Daily Fishing and Outdoor Report
Above: Rainfish opting to swim into three inches of water in Holgate late today. Herring were the driving force.
Tuesday October 23, 2012: The LBI beaches remain wide and highly rideable, buggy-wise, even after days of winds and waves.
The water has finally cleared up – and is loaded to the gills with baitfish, mainly rainfish but also some spearing and even finger mullet.
It looks so much like fish out there that I can’t believe so little of Classic interest is being bested. To fore myself up – possibly for after dark angling – I keep rereading the weigh-in sheet for Tim Stumpf’s sweet 36.31 bass, taken on bunker after dark in Loveladies. It assumes second place overall, striper division. I kinda knew it was only a short matter of time before Tim worked his way up the leaderboard. He had already weighed in a 24.63 (Oct. 12), currently the event’s 4th largest bass. It pays to fish late – and often.

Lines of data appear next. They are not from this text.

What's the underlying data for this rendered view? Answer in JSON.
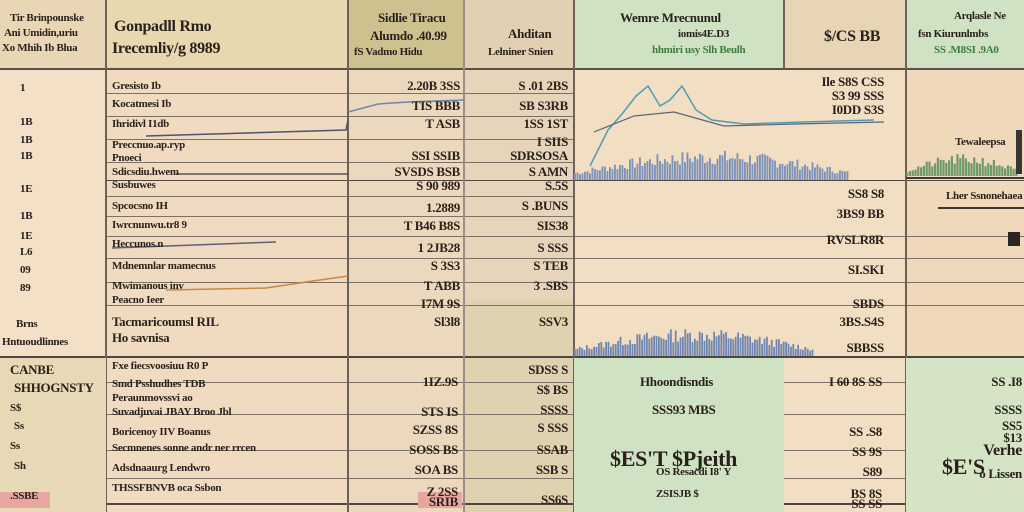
{
  "colors": {
    "tan": "#e9d5b3",
    "olive": "#cfc39a",
    "green": "#cfe2c3",
    "peach": "#f0d6bd",
    "grid": "#7d7166",
    "spark_blue": "#6f86b0",
    "spark_teal": "#4d9db2",
    "spark_green": "#6f9a6a"
  },
  "headers": {
    "col0": [
      "Tir Brinpounske",
      "Ani Umidin,uriu",
      "Xo Mhih Ib Blua"
    ],
    "col1": [
      "Gonpadll Rmo",
      "Irecemliy/g 8989"
    ],
    "col2": [
      "Sidlie Tiracu",
      "Alumdo .40.99",
      "fS Vadmo Hidu"
    ],
    "col3": [
      "Ahditan",
      "Lelniner Snien"
    ],
    "col4": [
      "Wemre Mrecnunul",
      "iomis4E.D3",
      "hhmiri usy Slh Beulh"
    ],
    "col5": [
      "$/CS BB"
    ],
    "col6": [
      "Arqlasle Ne",
      "fsn Kiurunlmbs",
      "SS .M8SI .9A0"
    ]
  },
  "row_numbers": [
    "1",
    "1B",
    "1B",
    "1B",
    "1E",
    "1B",
    "1E",
    "L6",
    "09",
    "89",
    "Brns",
    "Hntuoudlinnes"
  ],
  "row_labels": [
    "Gresisto Ib",
    "Kocatmesi Ib",
    "Ihridivl I1db",
    "Preccnuo.ap.ryp",
    "Pnoeci",
    "Sdicsdiu.hwem",
    "Susbuwes",
    "Spcocsno IH",
    "Iwrcnunwu.tr8 9",
    "Heccunos.n",
    "Mdnemnlar mamecnus",
    "Mwimanous inv",
    "Peacno Ieer",
    "Tacmaricoumsl RIL",
    "Ho savnisa"
  ],
  "col2_values": [
    "2.20B 3SS",
    "TIS BBB",
    "T ASB",
    "SSI SSIB",
    "SVSDS BSB",
    "S 90 989",
    "1.2889",
    "T B46 B8S",
    "1 2JB28",
    "S 3S3",
    "T ABB",
    "I7M 9S",
    "Sl3l8"
  ],
  "col3_values": [
    "S .01 2BS",
    "SB S3RB",
    "1SS 1ST",
    "I SIIS",
    "SDRSOSA",
    "S AMN",
    "S.5S",
    "S .BUNS",
    "SIS38",
    "S SSS",
    "S TEB",
    "3 .SBS",
    "SSV3"
  ],
  "col5_values": [
    "Ile S8S CSS",
    "S3 99 SSS",
    "I0DD S3S",
    "SS8 S8",
    "3BS9 BB",
    "RVSLR8R",
    "SI.SKI",
    "SBDS",
    "3BS.S4S",
    "SBBSS"
  ],
  "lower": {
    "section_left": [
      "CANBE",
      "SHHOGNSTY",
      "S$",
      "Ss",
      "Ss",
      "Sh",
      ".SSBE"
    ],
    "labels": [
      "Fxe fiecsvoosiuu R0 P",
      "Smd Psshudhes TDB",
      "Peraunmovssvi ao",
      "Suvadjuvai JBAY Broo Jbl",
      "Boricenoy IIV Boanus",
      "Secmnenes sonne andr ner rrcen",
      "Adsdnaaurg  Lendwro",
      "THSSFBNVB oca  Ssbon"
    ],
    "col2": [
      "1IZ.9S",
      "STS IS",
      "SZSS 8S",
      "SOSS BS",
      "SOA BS",
      "Z 2SS",
      "SRIB"
    ],
    "col3": [
      "SDSS S",
      "S$ BS",
      "SSSS",
      "S SSS",
      "SSAB",
      "SSB S",
      "SS6S"
    ],
    "col4_title": "Hhoondisndis",
    "col4_sub": "SSS93 MBS",
    "col4_big": "$ES'T   $Pjeith",
    "col4_small": "OS Resacdi   I8'   Y",
    "col4_foot": "ZSISJB $",
    "col5": [
      "I 60 8S SS",
      "SS .S8",
      "SS 9S",
      "S89",
      "BS 8S",
      "SS SS"
    ],
    "col6": [
      "SS .I8",
      "SSSS",
      "SS5",
      "$13",
      "Verhe",
      "o Lissen"
    ],
    "col6_big": "$E'S"
  },
  "mini_headers": {
    "col6_mid_title": "Tewaleepsa",
    "col6_mid_sub": "Lher Ssnonehaea"
  }
}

Closer to the southern end of reality, the Holgate tip has become a baitfish spectacle. The rainfish are so thick and heavy they have schooled up in clouds, often flush against the beach – or the Rip shoreline.
The scent of these fragile forage fish – which die almost immediately outside water – has attracted herring, herring and even more herring. Small blues have also picked up on the rainfish-fest.
Late today, the splash and flash of herring and blues on rainfish was quite a spectacle, topped off by diving birds (most noticeably terns) cashing and splashing in on the sure-shot pickins.
Further along baitfish lines, I threw on some decent schools of mullet, mainly along the Holgate frontbeach. They were running small to too small. However, that size mullet are super tailor blue bait. Don’t hesitate to grab some at your tackle shop.
Not that any of this angling will matter much since the entire Island will likely be totally washed away this coming week.
You’ve heard, right?
There is the possibility of a three-day nor’eastericane, with steady winds over 100 mph, doing unthinkable things to the entire Jersey Shore – before going after any place that even remotely reminds it of the Jersey Shore.
If that epic storm forms then hits, the only things that will be standing in its wake are things that actually aren’t meant to be standing.
Remember, numerically and theoretically speaking, there MUST be such a thing as a 100,000-year storm. You take 100,000 years and the biggest storm for that period becomes the 100,000-year storm. The March Storm of ’62 was a 100-year storm, tops. Technically, there will even be a million-year storm, but who has time like that to worry?
Admittedly, only one of the 11 most respected weather forecasting computers predicts a beyond-prefect storm. And that particular computer has been accused of self-medicating – and experimenting with smuggled aftermarket motherboards.
So, it now comes down to: “Do you feel lucky?” Well, do ya, punk?
I’m bettin’ we’ll know more about this system come, say, next week.
Oh, by the way, next Wednesday is the anniversary of The Perfect Storm. Now there’s a disturbing irony, eh?